Poul Astrup also volunteered to ventilate patients, pondering how to provide real-time information to the students to optimise ventilation. 7 He began doing arterial punctures on the patients, wrapping the samples in a blanket to rush them up to a room permanently heated to 38°C. Initially he measured the pH and CO2 content, using these to calculate pCO2 using the Henderson–Hasselbalch equation.8,9 This was a cumbersome and inefficient method, so he devised an equilibration technique which relied on the fact that the titration line between pH and the log of the pCO2 was a straight line within physiological parameters.3,10 The patient’s blood sample was divided between three tubes, two of which were equilibrated with known high and low concentrations of CO2, respectively. The pH of all three was then measured and the unknown pCO2 of the third tube was calculated from the titration line. Remarkably, the students were able to adjust their ventilation rates accordingly and achieve consistent results, despite the incredibly challenging circumstances. Poliomyelitis is a complex disease and although the mortality rate dropped dramatically, many patients still died, leaving the students emotionally and physically exhausted.5,11
Astrup subsequently worked with Svend Schrøder, brother of one of the founders of the medical equipment company Radiometer, to design and construct a complex thermostatic anaerobic glass equilibration chamber containing a pH and reference electrode. 10 Their understanding of blood biochemistry expanded rapidly.
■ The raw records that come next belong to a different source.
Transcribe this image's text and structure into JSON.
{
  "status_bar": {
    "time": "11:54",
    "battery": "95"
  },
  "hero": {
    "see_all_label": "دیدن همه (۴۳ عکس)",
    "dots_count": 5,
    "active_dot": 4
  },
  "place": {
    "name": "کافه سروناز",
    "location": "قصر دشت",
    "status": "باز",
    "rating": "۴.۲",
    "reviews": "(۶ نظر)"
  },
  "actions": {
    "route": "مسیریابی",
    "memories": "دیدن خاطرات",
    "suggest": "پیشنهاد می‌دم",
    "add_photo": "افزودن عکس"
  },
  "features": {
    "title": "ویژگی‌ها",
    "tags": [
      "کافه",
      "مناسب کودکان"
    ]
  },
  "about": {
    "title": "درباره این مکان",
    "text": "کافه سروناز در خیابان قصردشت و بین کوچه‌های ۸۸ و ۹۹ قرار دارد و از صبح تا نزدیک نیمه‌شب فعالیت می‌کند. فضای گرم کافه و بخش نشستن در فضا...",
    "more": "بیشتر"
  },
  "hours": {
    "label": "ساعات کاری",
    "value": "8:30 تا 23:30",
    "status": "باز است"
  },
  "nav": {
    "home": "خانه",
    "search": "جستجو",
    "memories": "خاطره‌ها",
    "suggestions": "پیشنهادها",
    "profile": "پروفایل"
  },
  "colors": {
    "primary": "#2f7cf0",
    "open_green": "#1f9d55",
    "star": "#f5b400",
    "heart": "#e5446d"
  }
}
Kjeld Jørgensen and Astrup coined the term ‘standard bicarbonate’ to indicate the bicarbonate of the plasma in fully oxygenated blood at 38°C and pCO2 of 40 mmHg, 12 and nomograms created by Ole Siggaard-Andersen allowed readings of real base excess, buffer base and standard bicarbonate.13,14
Further developments came from the USA with the development of the oxygen electrode by Leland Clark in 1953 15 and the CO2 electrode by Richard Stow and John Severinghaus a few years later.16,17 In December 1958, researchers came together at a Ciba-sponsored symposium on pH and blood gases in London where Astrup presented his equilibration equipment, incorporating new work from Siggaard-Andersen, Jørgensen and others. Severinghaus, also at the meeting, had just published his work combining both electrodes with a pH electrode to produce the first three function blood gas analyser. 17
As the science advanced, commercial interest also grew. The Yellow Spring Instrument Company displayed a combined thermostatically controlled water bath with both oxygen and CO2 electrodes at the Ciba meeting. Subsequently Radiometer produced a manual system with pH, partial pressure oxygen and pCO2 electrodes, and then in 1973, introduced the Acid-Base Laboratory (ABL1), the first commercially available, fully automated microprocessor-controlled blood gas machine.7,18
An Astrup blood gas analyser. Radiometer. Copenhagen. Image courtesy of Geoffrey Kaye Museum of Anaesthetic History, VGKM3994.